Non-disparagement clauses: What constitutes a breach?

By Kelly Godfrey

The inclusion of non-disparagement clauses in settlement agreements and deeds of release are very common. The clause generally requires a party not to disparage or denigrate the other party after the conclusion of the employment relationship. But how enforceable are these clauses?

The issue was recently examined in the high-profile case of Network Ten Pty Ltd v van Onselen (2023). Dr van Onselen’s employment with Network Ten Pty Ltd (Ten) was terminated on terms set out in an agreed deed of settlement, which included the following non-disparagement clause: “…the Employee agrees not to disparage the Company or any of the Releasees or make any statement or publication, or authorise any other person to disparage or make any statement or publication, whether oral or in writing, which may or which does in fact bring the Company or any Releasees into disrepute or ridicule or which may otherwise adversely affect their respective reputations.”

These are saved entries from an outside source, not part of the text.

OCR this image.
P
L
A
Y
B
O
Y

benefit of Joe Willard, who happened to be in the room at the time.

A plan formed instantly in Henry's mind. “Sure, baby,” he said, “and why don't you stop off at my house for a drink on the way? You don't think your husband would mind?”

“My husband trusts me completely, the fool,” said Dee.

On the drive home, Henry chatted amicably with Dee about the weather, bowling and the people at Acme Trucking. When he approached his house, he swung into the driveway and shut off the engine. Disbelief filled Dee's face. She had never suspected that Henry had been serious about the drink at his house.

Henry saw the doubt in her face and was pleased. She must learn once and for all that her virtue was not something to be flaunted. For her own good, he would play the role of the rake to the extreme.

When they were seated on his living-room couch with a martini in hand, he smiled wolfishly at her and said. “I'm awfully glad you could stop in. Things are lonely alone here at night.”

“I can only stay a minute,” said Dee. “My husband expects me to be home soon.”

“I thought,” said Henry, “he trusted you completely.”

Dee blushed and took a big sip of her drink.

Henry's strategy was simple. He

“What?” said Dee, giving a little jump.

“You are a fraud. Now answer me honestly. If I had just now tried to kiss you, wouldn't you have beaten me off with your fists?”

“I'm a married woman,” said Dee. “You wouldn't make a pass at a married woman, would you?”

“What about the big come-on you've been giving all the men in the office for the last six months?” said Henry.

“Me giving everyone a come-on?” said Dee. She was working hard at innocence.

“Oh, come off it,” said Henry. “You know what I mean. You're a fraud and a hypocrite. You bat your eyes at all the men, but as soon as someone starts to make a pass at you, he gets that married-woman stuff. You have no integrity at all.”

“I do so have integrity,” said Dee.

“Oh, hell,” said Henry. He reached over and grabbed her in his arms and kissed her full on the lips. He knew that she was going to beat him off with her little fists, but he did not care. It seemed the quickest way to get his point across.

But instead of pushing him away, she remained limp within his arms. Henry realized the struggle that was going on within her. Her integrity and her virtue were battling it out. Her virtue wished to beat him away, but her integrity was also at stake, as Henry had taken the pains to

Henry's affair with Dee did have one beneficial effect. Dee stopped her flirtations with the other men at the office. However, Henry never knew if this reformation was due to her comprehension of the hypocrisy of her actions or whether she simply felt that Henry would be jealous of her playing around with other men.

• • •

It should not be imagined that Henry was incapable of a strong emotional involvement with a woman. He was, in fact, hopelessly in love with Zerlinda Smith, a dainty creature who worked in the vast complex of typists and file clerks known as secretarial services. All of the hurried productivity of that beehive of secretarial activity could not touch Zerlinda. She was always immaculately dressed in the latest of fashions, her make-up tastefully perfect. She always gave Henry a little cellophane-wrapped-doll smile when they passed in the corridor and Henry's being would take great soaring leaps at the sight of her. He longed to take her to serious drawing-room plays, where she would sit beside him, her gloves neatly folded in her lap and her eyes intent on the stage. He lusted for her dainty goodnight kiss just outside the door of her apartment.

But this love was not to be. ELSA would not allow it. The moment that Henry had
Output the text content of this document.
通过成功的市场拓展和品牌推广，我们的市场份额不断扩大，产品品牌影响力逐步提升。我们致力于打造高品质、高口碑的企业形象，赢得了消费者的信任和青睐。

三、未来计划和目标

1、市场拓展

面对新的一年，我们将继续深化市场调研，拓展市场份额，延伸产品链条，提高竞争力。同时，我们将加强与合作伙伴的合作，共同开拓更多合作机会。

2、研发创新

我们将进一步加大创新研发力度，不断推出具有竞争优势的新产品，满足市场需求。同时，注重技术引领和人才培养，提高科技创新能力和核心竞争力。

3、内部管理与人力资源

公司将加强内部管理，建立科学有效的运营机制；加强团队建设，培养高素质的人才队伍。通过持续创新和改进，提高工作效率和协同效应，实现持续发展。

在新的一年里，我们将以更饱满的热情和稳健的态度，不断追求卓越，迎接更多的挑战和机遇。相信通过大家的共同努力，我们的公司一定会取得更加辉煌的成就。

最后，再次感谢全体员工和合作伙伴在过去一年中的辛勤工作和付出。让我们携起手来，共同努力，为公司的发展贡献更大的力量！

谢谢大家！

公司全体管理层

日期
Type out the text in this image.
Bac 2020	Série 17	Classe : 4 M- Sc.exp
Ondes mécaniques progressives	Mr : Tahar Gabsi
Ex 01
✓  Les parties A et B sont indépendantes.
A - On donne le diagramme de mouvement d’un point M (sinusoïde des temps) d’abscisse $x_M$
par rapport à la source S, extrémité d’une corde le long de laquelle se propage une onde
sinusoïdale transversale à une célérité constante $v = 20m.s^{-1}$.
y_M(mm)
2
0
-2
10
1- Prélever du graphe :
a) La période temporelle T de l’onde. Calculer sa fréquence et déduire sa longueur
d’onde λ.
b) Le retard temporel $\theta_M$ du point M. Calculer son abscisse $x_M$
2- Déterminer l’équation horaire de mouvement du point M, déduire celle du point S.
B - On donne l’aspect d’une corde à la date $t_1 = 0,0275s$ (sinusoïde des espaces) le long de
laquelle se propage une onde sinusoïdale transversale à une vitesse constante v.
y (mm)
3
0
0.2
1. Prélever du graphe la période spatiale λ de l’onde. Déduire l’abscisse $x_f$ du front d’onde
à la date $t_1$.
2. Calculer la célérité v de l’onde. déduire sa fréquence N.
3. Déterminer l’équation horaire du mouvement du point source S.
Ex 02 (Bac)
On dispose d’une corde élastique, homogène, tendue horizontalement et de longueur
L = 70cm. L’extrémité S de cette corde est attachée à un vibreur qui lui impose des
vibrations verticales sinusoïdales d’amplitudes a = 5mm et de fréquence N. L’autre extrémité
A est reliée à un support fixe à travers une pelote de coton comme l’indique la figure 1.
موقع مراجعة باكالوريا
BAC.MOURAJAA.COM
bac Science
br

However, a few months after signing the deed of settlement, Dr van Onselen published an article in The Australian, which Ten alleged breached the non-disparagement clause.

Dr van Onselen argued that the non-disparagement clause did not prevent him from making fair comments and only prevented statements made in bad faith that went beyond fair comment.

The Supreme Court disagreed and indicated that while fair comment was an available defence to a defamation action, it wasn’t to a breach of contract claim, where the non-disparagement clause contained no express exclusion for “fair comments”.

The Supreme Court also rejected Dr van Onselen’s argument that the clause was an unenforceable restraint of trade, as Dr van Onselen could still undertake his profession. In any event, the clause went no further than to protect Ten’s legitimate business interests.

The Supreme Court found Dr van Onselen’s article was not expressed in “neutral terms” and was in breach of the deed. The article contained:

  • language such as “a role I walked away from”;
  • references to plummeting sales and ratings; and
  • comments indicating that Ten was “limping along with little attention paid to it by its overseas owners (or its domestic competitors to be frank)”.

It was held that the article was not merely providing the reader with publicly available information.

Nevertheless, the Supreme Court held an injunction was not required as the article was a one-off mistake with no real risk of a repeated breach.

This case demonstrates the importance of including non-disparagement clauses in deeds of settlement as a protection against denigrating comments by employees. They do have value and can be enforced.